History of the Vineland School District
The Vineland School District encompasses 33 square miles in rural/agricultural southeast Kern County and is composed of two schools: Vineland Elementary School, which serves students in grades kindergarten through fourth grade; and Sunset Middle School, which serves students in grades five through eight.
The Vineland School District was formed on May 9, 1890, as a one-school district and during its first year of operation had an average daily attendance of fourteen students. Enrollment in the district remained quite small until after 1920 when the beginnings of large-scale agricultural development attracted migrant farm workers to the area.

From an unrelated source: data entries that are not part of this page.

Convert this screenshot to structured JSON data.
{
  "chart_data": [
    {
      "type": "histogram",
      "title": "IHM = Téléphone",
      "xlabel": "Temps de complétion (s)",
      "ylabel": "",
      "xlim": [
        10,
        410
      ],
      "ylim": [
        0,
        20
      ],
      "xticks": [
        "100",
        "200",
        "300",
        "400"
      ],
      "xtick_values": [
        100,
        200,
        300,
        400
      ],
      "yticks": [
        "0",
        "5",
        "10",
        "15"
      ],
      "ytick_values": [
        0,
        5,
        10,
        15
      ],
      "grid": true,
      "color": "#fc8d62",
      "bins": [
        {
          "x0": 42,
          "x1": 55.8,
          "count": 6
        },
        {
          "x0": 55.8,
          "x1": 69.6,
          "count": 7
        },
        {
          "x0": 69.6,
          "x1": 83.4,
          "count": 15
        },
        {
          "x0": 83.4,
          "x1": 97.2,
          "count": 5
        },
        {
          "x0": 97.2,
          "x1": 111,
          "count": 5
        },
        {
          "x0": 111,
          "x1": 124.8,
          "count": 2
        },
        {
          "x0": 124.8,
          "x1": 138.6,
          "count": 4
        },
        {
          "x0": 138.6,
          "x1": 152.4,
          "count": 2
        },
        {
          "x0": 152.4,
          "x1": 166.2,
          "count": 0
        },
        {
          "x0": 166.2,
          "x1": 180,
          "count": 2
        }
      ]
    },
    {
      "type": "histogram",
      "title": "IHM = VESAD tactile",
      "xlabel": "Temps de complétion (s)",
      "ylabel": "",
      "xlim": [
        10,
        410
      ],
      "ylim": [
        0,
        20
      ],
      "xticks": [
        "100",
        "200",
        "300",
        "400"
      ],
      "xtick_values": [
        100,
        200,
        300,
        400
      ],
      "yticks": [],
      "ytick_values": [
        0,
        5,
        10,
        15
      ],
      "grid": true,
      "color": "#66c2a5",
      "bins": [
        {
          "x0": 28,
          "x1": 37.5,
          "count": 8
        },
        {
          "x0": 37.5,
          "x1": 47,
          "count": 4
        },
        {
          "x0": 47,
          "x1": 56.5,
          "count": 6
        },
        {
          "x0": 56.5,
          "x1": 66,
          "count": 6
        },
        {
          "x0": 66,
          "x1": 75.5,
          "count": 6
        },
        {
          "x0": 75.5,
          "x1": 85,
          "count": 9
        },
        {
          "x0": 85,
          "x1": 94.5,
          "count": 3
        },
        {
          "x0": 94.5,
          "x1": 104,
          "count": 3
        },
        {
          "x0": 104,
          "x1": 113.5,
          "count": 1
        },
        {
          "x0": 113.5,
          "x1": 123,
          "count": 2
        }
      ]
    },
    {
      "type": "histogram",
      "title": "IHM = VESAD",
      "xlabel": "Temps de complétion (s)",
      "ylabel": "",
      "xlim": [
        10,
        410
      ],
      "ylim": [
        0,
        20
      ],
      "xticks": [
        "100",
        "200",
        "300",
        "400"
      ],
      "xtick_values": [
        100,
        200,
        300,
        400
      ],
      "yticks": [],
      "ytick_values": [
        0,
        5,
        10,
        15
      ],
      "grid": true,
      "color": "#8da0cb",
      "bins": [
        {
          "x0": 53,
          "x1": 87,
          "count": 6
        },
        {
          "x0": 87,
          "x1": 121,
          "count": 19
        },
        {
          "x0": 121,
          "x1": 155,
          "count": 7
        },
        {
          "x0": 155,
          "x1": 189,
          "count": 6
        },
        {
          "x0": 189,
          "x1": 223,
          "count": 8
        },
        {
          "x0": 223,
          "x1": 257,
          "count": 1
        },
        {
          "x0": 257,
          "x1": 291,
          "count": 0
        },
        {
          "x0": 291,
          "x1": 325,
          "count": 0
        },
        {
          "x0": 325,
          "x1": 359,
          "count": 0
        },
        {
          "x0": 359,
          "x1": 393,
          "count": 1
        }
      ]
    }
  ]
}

By the 1929-1930 school year, the average daily attendance in the district was 225 students. Ten years later, the average daily attendance rose to 309 students.
Between April 1935 and December 1936, the federal government’s New Deal Resettlement Administration (RA) had relocated many struggling rural and urban families to planned communities. In 1936, the Works Progress Administration under the auspices of the Farm Security Administration constructed the Arvin Federal Camp and Sunset Labor Camp, which later became known as the Weedpatch Camp to provide affordable housing to thousands of families during the time of the Great Depression and Dust Bowl.
In September of 1940 the Arvin Federal Emergency School was created by then county Superintendent of Schools, Leo B. Hart, to serve the children from a large migrant labor camp that had been established in the area. Located between Arvin and Weedpatch and situated on Weedpatch Highway, it was more commonly referred to as “Weedpatch Camp” by the families who lived there. The “Okie” children from the camp were not given a warm welcome in the nearby public schools and, in fact, were often poorly treated there. Leo Hart, who had been elected county superintendent of schools in 1939, was aware of the problem and determined to find a way to provide for the special needs of these children. He began his efforts by leasing a 10 acre site adjacent to the labor camp and, using the two old condemned buildings on the property to house the “fifty poorly clad, undernourished, and skeptical youngsters,” started the federal migratory school, or, as it came to be called, the Weedpatch School. Renovation of the two buildings and construction of additional facilities was accomplished exclusively by the children and their teachers. They learned the art of making adobe bricks and also how to make shelves, chairs, and even desks. The students dug ditches for water lines and even dug a swimming pool, which was the first public pool in Kern County. Once it became operational, students at the Weedpatch School were offered a curriculum far different from that of other public schools in the area. They learned everything from the practical aspects of agriculture and animal husbandry to airplane mechanics and the cobbling of shoes. During its first year of operation, from September of 1940 to May 1941, approximately 200 students attended Weedpatch School. Its success, due largely to the unique curriculum and a dedicated staff, gained a great deal of favorable attention and before much time had passed, once-hostile members of the community began to express interest in having their own children attend Weedpatch.
The declared emergency that had given birth to Superintendent Hart’s creation could, by law, last no more than five years, and so Arvin Federal Emergency School was forced out of existence in 1944 and was absorbed by the Vineland School District, thus swelling the district’s average daily attendance to over 600 students. The earthquake of 1952 destroyed the one story brick building at Vineland School and all but one of the original buildings on the Weedpatch site. Between 1952-1957 the district reconstructed the two schools’ buildings and renamed Weedpatch School as Sunset School. The bell located at Vineland School was used in two early schools to call children to school for more than 60 years. Average daily attendance remained stable over the next ten years, finally topping the 700 mark during the 1969-1970 school year. However, enrollment fell off considerably in the 1970’s, and by the 1978-1979 school year, the average daily attendance had slipped to just over 500 students. Mild to moderate growth returned in the 1980’s and 1990’s and since the 1995-1996 school year the average daily attendance has held steady between 700-800 students.